After spending about four years in the service of the engineering department, in 1848 he was assigned to the 77th Tengin Infantry Regiment with the rank of second lieutenant and immediately took part in the Caucasus campaigns.
On June 23 1867 Golovachev was promoted to major general, with the appointment of the military governor of the Syr Darya region in Turkestan, and on September 21 he arrived in Tashkent, the place of his new service.

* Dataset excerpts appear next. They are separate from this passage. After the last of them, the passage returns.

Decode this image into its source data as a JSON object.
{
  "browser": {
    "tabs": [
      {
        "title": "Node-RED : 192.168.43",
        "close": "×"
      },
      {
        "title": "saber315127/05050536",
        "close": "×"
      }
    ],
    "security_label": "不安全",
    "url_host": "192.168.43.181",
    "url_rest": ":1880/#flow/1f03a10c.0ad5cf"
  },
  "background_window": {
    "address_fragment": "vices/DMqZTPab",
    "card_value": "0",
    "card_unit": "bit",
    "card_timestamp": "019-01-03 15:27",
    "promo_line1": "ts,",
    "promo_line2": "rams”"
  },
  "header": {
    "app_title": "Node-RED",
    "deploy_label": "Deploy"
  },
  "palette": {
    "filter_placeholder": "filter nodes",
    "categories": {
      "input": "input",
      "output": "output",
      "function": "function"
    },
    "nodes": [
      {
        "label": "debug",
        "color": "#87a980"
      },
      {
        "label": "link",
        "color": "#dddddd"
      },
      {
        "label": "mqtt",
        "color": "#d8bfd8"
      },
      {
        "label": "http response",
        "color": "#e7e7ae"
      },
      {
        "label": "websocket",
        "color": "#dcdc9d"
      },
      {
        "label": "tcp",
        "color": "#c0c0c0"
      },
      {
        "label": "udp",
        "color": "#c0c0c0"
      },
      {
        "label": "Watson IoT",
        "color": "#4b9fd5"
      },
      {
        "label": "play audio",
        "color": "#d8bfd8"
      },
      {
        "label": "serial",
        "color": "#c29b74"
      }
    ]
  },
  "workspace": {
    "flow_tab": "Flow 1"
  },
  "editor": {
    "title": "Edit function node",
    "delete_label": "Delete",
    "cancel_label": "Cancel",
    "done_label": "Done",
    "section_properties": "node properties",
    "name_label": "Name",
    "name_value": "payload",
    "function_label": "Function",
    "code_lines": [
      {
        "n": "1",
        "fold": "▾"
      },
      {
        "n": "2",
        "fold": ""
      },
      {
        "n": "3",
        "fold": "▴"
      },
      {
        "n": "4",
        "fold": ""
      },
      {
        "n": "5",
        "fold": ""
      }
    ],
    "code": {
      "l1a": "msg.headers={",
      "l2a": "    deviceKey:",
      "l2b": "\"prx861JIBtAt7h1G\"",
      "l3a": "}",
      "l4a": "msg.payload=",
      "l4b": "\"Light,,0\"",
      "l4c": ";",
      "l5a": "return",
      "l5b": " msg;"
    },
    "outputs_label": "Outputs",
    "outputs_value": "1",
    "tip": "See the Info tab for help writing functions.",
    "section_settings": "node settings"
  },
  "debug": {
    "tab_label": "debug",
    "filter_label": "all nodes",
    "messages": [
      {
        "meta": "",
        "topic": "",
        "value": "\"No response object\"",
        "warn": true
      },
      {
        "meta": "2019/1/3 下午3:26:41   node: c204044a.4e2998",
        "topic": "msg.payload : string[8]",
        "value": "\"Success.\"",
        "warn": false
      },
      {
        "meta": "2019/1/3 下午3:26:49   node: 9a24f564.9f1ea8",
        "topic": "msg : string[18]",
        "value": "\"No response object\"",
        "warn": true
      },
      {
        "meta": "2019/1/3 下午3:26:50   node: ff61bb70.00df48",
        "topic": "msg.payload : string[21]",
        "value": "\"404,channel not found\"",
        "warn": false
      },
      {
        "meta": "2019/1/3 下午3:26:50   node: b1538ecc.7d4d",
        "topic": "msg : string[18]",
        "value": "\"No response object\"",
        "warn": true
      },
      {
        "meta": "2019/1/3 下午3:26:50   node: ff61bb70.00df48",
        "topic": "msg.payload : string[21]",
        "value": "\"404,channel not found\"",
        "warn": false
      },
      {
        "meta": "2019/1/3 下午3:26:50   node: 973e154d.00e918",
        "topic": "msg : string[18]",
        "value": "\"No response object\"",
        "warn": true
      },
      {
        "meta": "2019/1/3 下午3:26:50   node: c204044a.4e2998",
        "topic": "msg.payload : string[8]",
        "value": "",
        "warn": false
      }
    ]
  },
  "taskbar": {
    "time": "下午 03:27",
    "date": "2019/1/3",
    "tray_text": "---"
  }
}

In April 1868, the Bukhara campaign began, the result of which was the conquest of almost the entire Miyankal valley and the capture of Samarkand, Golovachev himself directly commanded the troops in the battles on the Chapan-Ata heights and at Zerabulak.
On 17 September he set out with a retinue and an escort and crossed the Kyzylkum steppe to Min-Bulak and then, connecting with the speaker who spoke to him about the Kazalinsky detachment, he returned through Irki-Bai to Kazalinsk.
In the same year, on July 7, after the occupation of Khiva by Russian troops, he was instructed, with a part of the Turkestan detachment and with two Caucasian (Sunzhenskaya and Dagestan) mounted irregulars, to punish the Yomud Turkmens who refused to fulfill the demand of Governor-General von Kaufman regarding payment of indemnity.